Blackburn asked the Police Department to look for about $1 million in cuts from its $33.3 million budget. Public Works has instructions to look for $600,000 in proposed cuts from the nearly $10.6 million it receives from the general fund. Gainesville Fire Rescue was asked to identify $500,000 in potential cuts from its approximately $16.1 million budget.

Blackburn said one factor leading to the looming shortfall is the expected $3 million reduction in the transfer of Gainesville Regional Utilities revenues to the general fund. That transfer -- $38.1 million this year and a projected $35.1 million next year -- is the single-largest piece of the city’s general fund.

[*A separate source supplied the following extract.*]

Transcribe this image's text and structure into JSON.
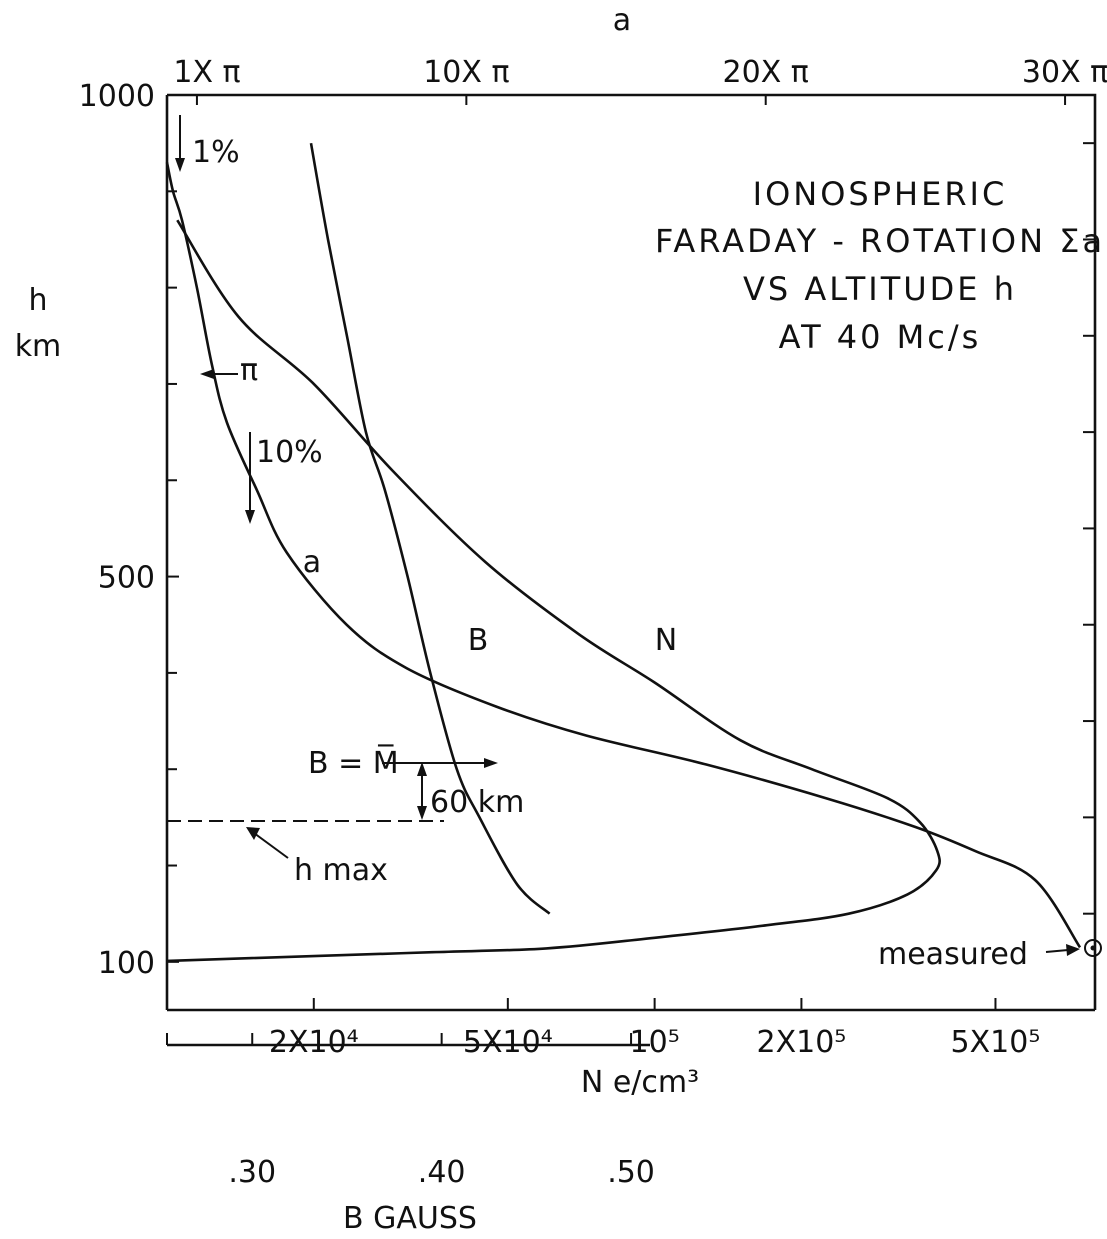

Blackburn said the potential cuts he’s asking departments to identify might not end up in the budget he submits to the City Commission in July.

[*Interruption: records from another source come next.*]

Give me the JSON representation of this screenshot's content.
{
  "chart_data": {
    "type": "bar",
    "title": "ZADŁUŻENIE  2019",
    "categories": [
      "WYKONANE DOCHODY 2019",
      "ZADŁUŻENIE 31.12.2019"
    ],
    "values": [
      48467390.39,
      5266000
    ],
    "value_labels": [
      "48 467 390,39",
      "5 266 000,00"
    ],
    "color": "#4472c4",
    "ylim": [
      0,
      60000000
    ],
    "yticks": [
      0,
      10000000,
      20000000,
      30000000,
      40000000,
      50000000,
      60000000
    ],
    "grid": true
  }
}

“It doesn’t mean these are absolute things that are going to be cut,” Blackburn said. “These are options to reduce the budget.”

He added that his budget recommendation “will include reductions in many departments.”

The possibility of cuts has raised concerns over the potential loss of public safety staff.

Police Officer Jeff McAdams, president of the Fraternal Order of Police, said he expects the department could not withstand a $1 million cut without laying off officers.

“I know the Gainesville Police Department cannot sustain a $1 million cut without the public feeling the pain themselves,” McAdams said. “My goal is to lobby the commission that one size does not fit all.”

Fire Chief Gene Prince said his staff just started meeting to come up with proposed reductions. Prince said the department could not cut $500,000 without laying off some personnel.

Starting in September, Blackburn has had a soft hiring freeze in place for general government vacancies, including those in police and fire. That means department heads have to provide justification to Blackburn on why a position must be filled before the hiring process may move forward.

In a memo sent Tuesday to city commissioners, Blackburn said he has approved filling 12 of 13 vacancies in the Police Department. Those included 10 patrol officers. North Florida Regional Medical Center is paying for five of those positions to provide 24/7 police coverage in the hospital’s emergency room.

“As your city manager, I believe that it is important for the city’s largest departments to review positions and opportunities for efficiencies in a similar manner as other departments,” Blackburn wrote. “Maintaining an appropriately staffed police department will in most cases result in approval to fill vacant positions but there is tremendous value in pausing to evaluate the necessity for the position and the impact of the position on service delivery.”

In the memo, Blackburn said other departments might face cuts in the range of 11 percent if the departments with the largest budgets were exempt from reductions.

Blackburn noted that other areas of general government have eliminated 81 positions and cut $15 million in spending since 2008. During that time, police and fire each have added 22 positions, he wrote. The annexations of Butler Plaza and the student apartments along Southwest 20th Avenue were factors in the need to add more police, Blackburn said Wednesday. The Fire Department also opened a new station on Northwest 42nd Avenue in 2011. Thirteen of its additional positions were for staffing that station.

Blackburn said he wants departments to submit reduction plans by late April or early May.